What We Need to Know About the Asian American Experience
As Asian American and Pacific Islander Heritage Month comes to an end, please join us for a discussion with leading policymakers and educators about the importance of a newly introduced bill that calls for the inclusion of AAPI history in New York State’s public school curriculum. The conversation will also consider a new social studies curriculum and resource guide from the New York City Department of Education called “Hidden Voices: Asian American and Pacific Islanders in the United States.” Scheduled to be implemented in schools by the end of June, it explores the significance of key Asian American and Pacific Islander figures from the past and present. In addition, the “Hidden Voices” guide offers pedagogical essays to help teachers facilitate inclusive learning experiences that validate the diverse perspectives and contributions of underrepresented individuals and groups.

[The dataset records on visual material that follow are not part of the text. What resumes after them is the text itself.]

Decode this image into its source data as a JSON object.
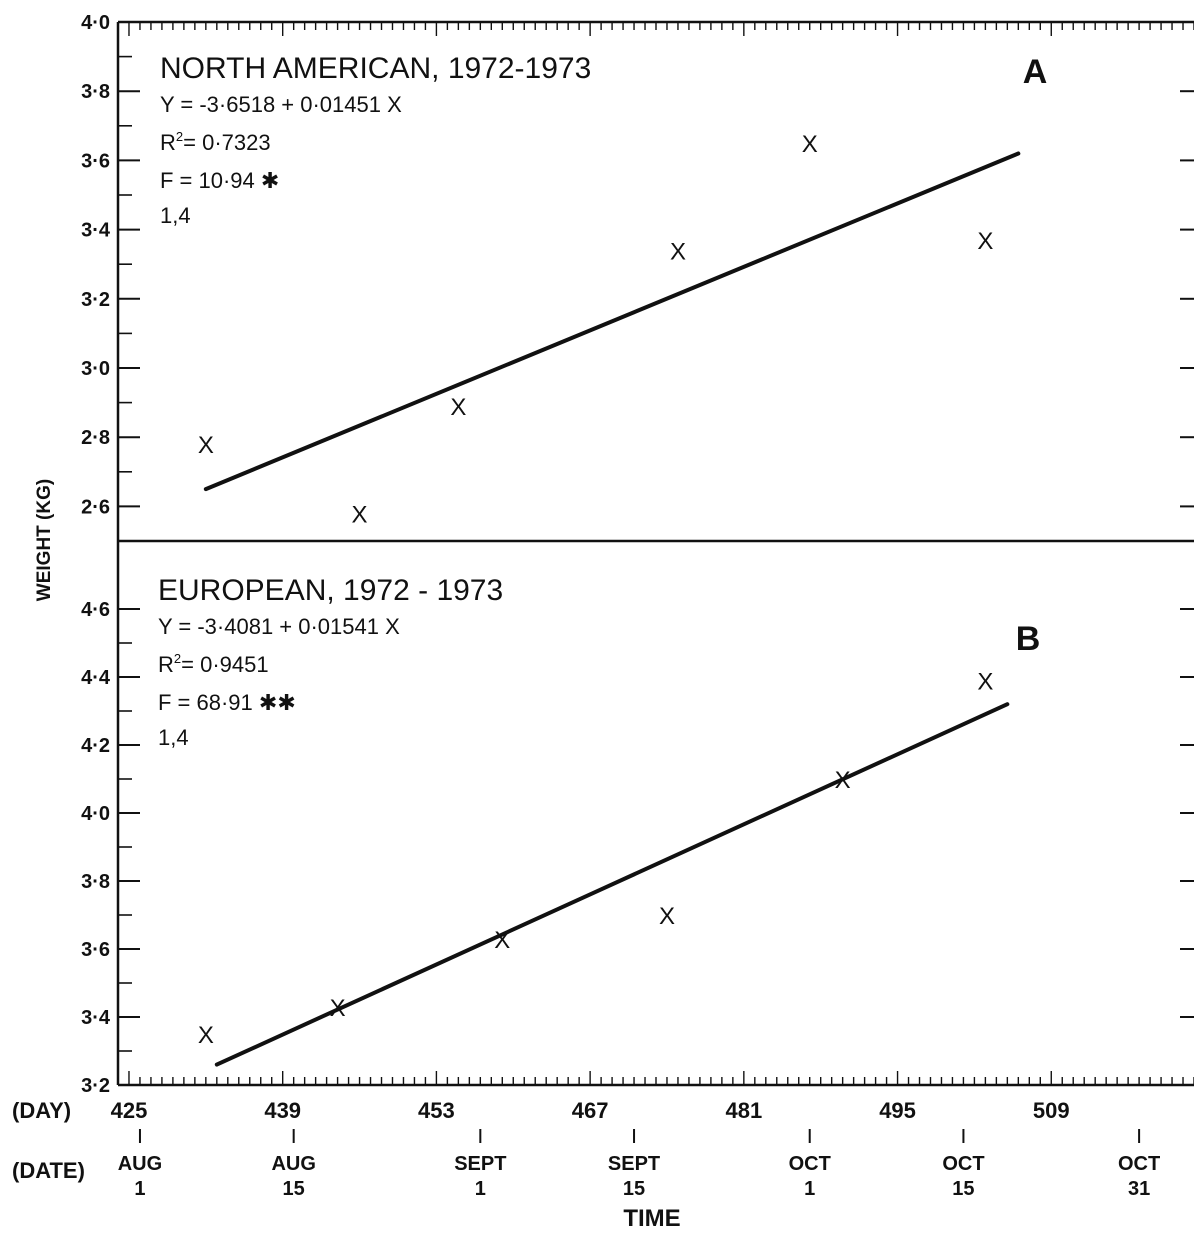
{
  "chart_data": [
    {
      "type": "scatter",
      "panel_letter": "A",
      "title": "NORTH AMERICAN, 1972-1973",
      "stats": {
        "equation": "Y = -3·6518 + 0·01451 X",
        "r2_label": "R",
        "r2_sup": "2",
        "r2_value": "= 0·7323",
        "f": "F = 10·94 ✱",
        "df": "1,4"
      },
      "ylim": [
        2.5,
        4.0
      ],
      "yticks": [
        "2·6",
        "2·8",
        "3·0",
        "3·2",
        "3·4",
        "3·6",
        "3·8",
        "4·0"
      ],
      "ytick_values": [
        2.6,
        2.8,
        3.0,
        3.2,
        3.4,
        3.6,
        3.8,
        4.0
      ],
      "points": [
        {
          "x": 432,
          "y": 2.78
        },
        {
          "x": 446,
          "y": 2.58
        },
        {
          "x": 455,
          "y": 2.89
        },
        {
          "x": 475,
          "y": 3.34
        },
        {
          "x": 487,
          "y": 3.65
        },
        {
          "x": 503,
          "y": 3.37
        }
      ],
      "fit_line": {
        "x": [
          432,
          506
        ],
        "y": [
          2.65,
          3.62
        ]
      }
    },
    {
      "type": "scatter",
      "panel_letter": "B",
      "title": "EUROPEAN, 1972 - 1973",
      "stats": {
        "equation": "Y = -3·4081 + 0·01541 X",
        "r2_label": "R",
        "r2_sup": "2",
        "r2_value": "= 0·9451",
        "f": "F = 68·91 ✱✱",
        "df": "1,4"
      },
      "ylim": [
        3.2,
        4.8
      ],
      "yticks": [
        "3·2",
        "3·4",
        "3·6",
        "3·8",
        "4·0",
        "4·2",
        "4·4",
        "4·6"
      ],
      "ytick_values": [
        3.2,
        3.4,
        3.6,
        3.8,
        4.0,
        4.2,
        4.4,
        4.6
      ],
      "points": [
        {
          "x": 432,
          "y": 3.35
        },
        {
          "x": 444,
          "y": 3.43
        },
        {
          "x": 459,
          "y": 3.63
        },
        {
          "x": 474,
          "y": 3.7
        },
        {
          "x": 490,
          "y": 4.1
        },
        {
          "x": 503,
          "y": 4.39
        }
      ],
      "fit_line": {
        "x": [
          433,
          505
        ],
        "y": [
          3.26,
          4.32
        ]
      }
    }
  ],
  "shared": {
    "ylabel": "WEIGHT (KG)",
    "xlabel": "TIME",
    "point_marker": "X",
    "xlim": [
      424,
      522
    ],
    "day_label": "(DAY)",
    "day_ticks": [
      {
        "x": 425,
        "label": "425"
      },
      {
        "x": 439,
        "label": "439"
      },
      {
        "x": 453,
        "label": "453"
      },
      {
        "x": 467,
        "label": "467"
      },
      {
        "x": 481,
        "label": "481"
      },
      {
        "x": 495,
        "label": "495"
      },
      {
        "x": 509,
        "label": "509"
      }
    ],
    "date_label": "(DATE)",
    "date_ticks": [
      {
        "x": 426,
        "line1": "AUG",
        "line2": "1"
      },
      {
        "x": 440,
        "line1": "AUG",
        "line2": "15"
      },
      {
        "x": 457,
        "line1": "SEPT",
        "line2": "1"
      },
      {
        "x": 471,
        "line1": "SEPT",
        "line2": "15"
      },
      {
        "x": 487,
        "line1": "OCT",
        "line2": "1"
      },
      {
        "x": 501,
        "line1": "OCT",
        "line2": "15"
      },
      {
        "x": 517,
        "line1": "OCT",
        "line2": "31"
      }
    ]
  }
}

Panelists directly involved in this urgent initiative will discuss why teaching Asian American and Pacific Islander history is not only a crucial means of opposing anti-Asian hate and discrimination, but fundamental to the telling of the full American story.
Participants include: New York State Senator John Liu and New York State Assemblymember Grace Lee, who together introduced the bill mandating the teaching of AAPI history, and Director of the Asian American Studies Center and Program at Hunter College Vivian Louie.
Hon. Grace Lee is the first Korean American woman elected to New York State government and an Assemblymember representing District 65, which includes Chinatown, the Financial District, Battery Park City, and the Lower East Side. A prominent voice against anti-Asian hate in New York City, she is also a community organizer, small-business owner, mother to three children, and first-generation American. Her work to address local issues includes co-founding Children First, a coalition demanding the safe cleanup of a mercury brownfield at the seaport and empowering deaf tenants living in poor conditions to stand up to their buildings’ management.
Hon. John C. Liu is a New York State Senator representing a broad area of northeast Queens. He is chair of the Senate’s Committee on New York City Education and also serves on the committees of Education, Finance, Higher Education, Judiciary, and Rules and Transportation. He was Comptroller of the City of New York from 2010 to 2013 and a New York City Councilmember from 2002 to 2009. In 2013, Liu was a candidate for Mayor of New York City. Currently, he teaches municipal finance and public policy in Masters programs at the City University of New York and Columbia University.
Dr. Vivian Louie is Professor of Urban Policy and Planning and Director of the Asian American Studies Center and Program at Hunter College. Her research focuses on American identity, civic participation, and civic education at the intersection of race, ethnicity, immigration, social class, and gender. She also writes about the factors that shape educational and workplace success among immigrants and their children. Her books include: Compelled to Excel: Immigration, Education and Opportunity Among Chinese Americans; Keeping the Immigrant Bargain: The Costs and Rewards of Success in America; and Writing Immigration: Scholars and Journalists in Dialogue, which she co-edited.